Example configuration structure:

configs/config-infdb-import.yml
infdb-import:
    name: "project_name"
    scope:
        - "09162000"  # Municipality Key (AGS)
    config-infdb: "config-infdb.yml"

    # Database Connection (uses defaults if None)
    hosts:
        postgres:
            user: None
            password: None
            db: None
            host: None
            exposed_port: None
            epsg: None 

    sources:
        zensus_2022:
            status: active
            save_local: not-active
            datasets:
                - name: Bevoelkerungszahl
                  status: active
                  table_name: bevoelkerungszahl
                  year: 2022
                  url: https://www.destatis.de/static/DE/zensus/gitterdaten/Zensus2022_Bevoelkerungszahl.zip

Data Storage

The downloaded and processed raw data files are stored in a dedicated volume within the Docker environment (infdb-import-data). This ensures persistence between runs while allowing easy removal without enhanced privileges.

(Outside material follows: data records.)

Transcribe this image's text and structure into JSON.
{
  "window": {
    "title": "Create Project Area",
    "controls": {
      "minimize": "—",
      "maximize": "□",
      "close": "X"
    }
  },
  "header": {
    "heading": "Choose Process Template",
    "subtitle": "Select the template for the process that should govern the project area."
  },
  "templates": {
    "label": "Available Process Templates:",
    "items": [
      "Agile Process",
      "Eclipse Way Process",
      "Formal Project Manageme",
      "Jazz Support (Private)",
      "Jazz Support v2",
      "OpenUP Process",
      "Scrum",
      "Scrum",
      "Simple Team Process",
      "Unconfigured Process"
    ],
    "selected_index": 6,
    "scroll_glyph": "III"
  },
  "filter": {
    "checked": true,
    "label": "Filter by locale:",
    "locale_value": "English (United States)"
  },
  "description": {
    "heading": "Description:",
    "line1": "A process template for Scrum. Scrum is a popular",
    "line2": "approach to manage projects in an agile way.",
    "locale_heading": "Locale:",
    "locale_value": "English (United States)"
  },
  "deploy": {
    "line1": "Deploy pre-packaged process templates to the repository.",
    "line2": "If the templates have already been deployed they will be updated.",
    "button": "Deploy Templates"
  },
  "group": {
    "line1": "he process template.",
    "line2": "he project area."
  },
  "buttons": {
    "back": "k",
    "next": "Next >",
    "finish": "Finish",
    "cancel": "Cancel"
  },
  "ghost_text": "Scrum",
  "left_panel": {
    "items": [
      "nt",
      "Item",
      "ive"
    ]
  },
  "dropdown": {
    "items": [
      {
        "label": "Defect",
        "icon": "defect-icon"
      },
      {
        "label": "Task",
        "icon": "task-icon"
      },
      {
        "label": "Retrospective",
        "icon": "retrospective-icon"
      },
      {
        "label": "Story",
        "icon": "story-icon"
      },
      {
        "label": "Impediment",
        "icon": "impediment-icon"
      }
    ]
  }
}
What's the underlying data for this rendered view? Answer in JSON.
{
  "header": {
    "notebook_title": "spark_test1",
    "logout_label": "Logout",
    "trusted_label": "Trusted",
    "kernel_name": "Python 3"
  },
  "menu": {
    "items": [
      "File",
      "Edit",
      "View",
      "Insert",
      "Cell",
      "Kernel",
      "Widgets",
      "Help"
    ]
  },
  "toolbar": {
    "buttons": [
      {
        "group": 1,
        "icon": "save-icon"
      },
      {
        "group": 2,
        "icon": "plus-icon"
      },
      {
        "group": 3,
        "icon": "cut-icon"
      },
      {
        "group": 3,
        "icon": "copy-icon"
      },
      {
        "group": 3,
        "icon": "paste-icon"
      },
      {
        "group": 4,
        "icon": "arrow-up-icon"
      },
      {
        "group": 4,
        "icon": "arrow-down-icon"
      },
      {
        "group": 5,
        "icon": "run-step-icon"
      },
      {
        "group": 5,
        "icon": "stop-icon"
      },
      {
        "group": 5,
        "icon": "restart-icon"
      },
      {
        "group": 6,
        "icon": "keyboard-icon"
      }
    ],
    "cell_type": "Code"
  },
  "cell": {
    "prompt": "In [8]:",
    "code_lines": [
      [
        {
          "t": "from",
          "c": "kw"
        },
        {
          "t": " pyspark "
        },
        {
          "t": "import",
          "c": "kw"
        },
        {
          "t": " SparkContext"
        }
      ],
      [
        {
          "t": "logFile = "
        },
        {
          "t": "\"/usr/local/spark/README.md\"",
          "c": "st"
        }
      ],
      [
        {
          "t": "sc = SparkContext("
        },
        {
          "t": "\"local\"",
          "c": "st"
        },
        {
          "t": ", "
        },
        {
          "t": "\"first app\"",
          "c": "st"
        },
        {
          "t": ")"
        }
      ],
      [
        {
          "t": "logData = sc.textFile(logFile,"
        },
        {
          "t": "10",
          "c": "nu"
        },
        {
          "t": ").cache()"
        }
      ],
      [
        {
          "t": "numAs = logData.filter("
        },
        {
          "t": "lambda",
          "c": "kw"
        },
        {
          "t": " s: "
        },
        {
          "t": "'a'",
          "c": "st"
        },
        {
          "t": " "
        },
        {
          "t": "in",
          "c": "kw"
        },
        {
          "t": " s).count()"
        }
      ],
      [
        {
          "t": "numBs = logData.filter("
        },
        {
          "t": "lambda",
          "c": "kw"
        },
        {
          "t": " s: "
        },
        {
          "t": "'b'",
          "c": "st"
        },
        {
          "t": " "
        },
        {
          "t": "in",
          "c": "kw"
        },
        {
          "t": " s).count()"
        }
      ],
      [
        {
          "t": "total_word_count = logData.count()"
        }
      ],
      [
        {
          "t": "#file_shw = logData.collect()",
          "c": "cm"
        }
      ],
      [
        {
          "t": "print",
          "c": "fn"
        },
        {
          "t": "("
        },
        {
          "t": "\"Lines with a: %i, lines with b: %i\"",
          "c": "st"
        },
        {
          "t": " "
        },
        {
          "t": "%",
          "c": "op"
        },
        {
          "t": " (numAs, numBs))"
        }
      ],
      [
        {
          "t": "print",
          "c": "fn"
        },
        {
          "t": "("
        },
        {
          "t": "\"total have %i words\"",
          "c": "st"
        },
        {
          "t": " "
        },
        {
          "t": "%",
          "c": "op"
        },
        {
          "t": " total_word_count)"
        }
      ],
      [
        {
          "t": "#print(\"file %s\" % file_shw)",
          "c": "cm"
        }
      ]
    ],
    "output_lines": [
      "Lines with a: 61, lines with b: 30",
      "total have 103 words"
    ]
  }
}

Developer Guide: Registering New Data Sources

Prepare Development Environment

  1. Open infdb-import as a folder in your IDE.
  2. Ensure no infdb-import container is running (stop/remove if necessary).
  3. Open the folder in a VS Code Dev Container.
  4. In main.py, comment out the following lines to speed up development cycles (schema dropping and unnecessary sources):
    # Drop schema "opendata" for clean development runs
    # with infdb.connect() as db:
    #       db.execute_query("DROP SCHEMA IF EXISTS opendata CASCADE;")
    
  5. Comment out specific data loading processes in main.py that you don't need for your current task.

Registration Process

  1. Create Script: Create a new script in src/ (e.g., src/mydata.py).
  2. Implement Load Function: Implement a load(infdb: InfDB) function.
  3. Import: In main.py, import your script:
    from src import mydata
    
  4. Add Process: Add a new process to the processes list in main.py:
    processes.append(mp.Process(target=mydata.load, args=(infdb,), name="mydata"))
    
  5. Configure: Add configuration parameters to configs/config-infdb-import.yml.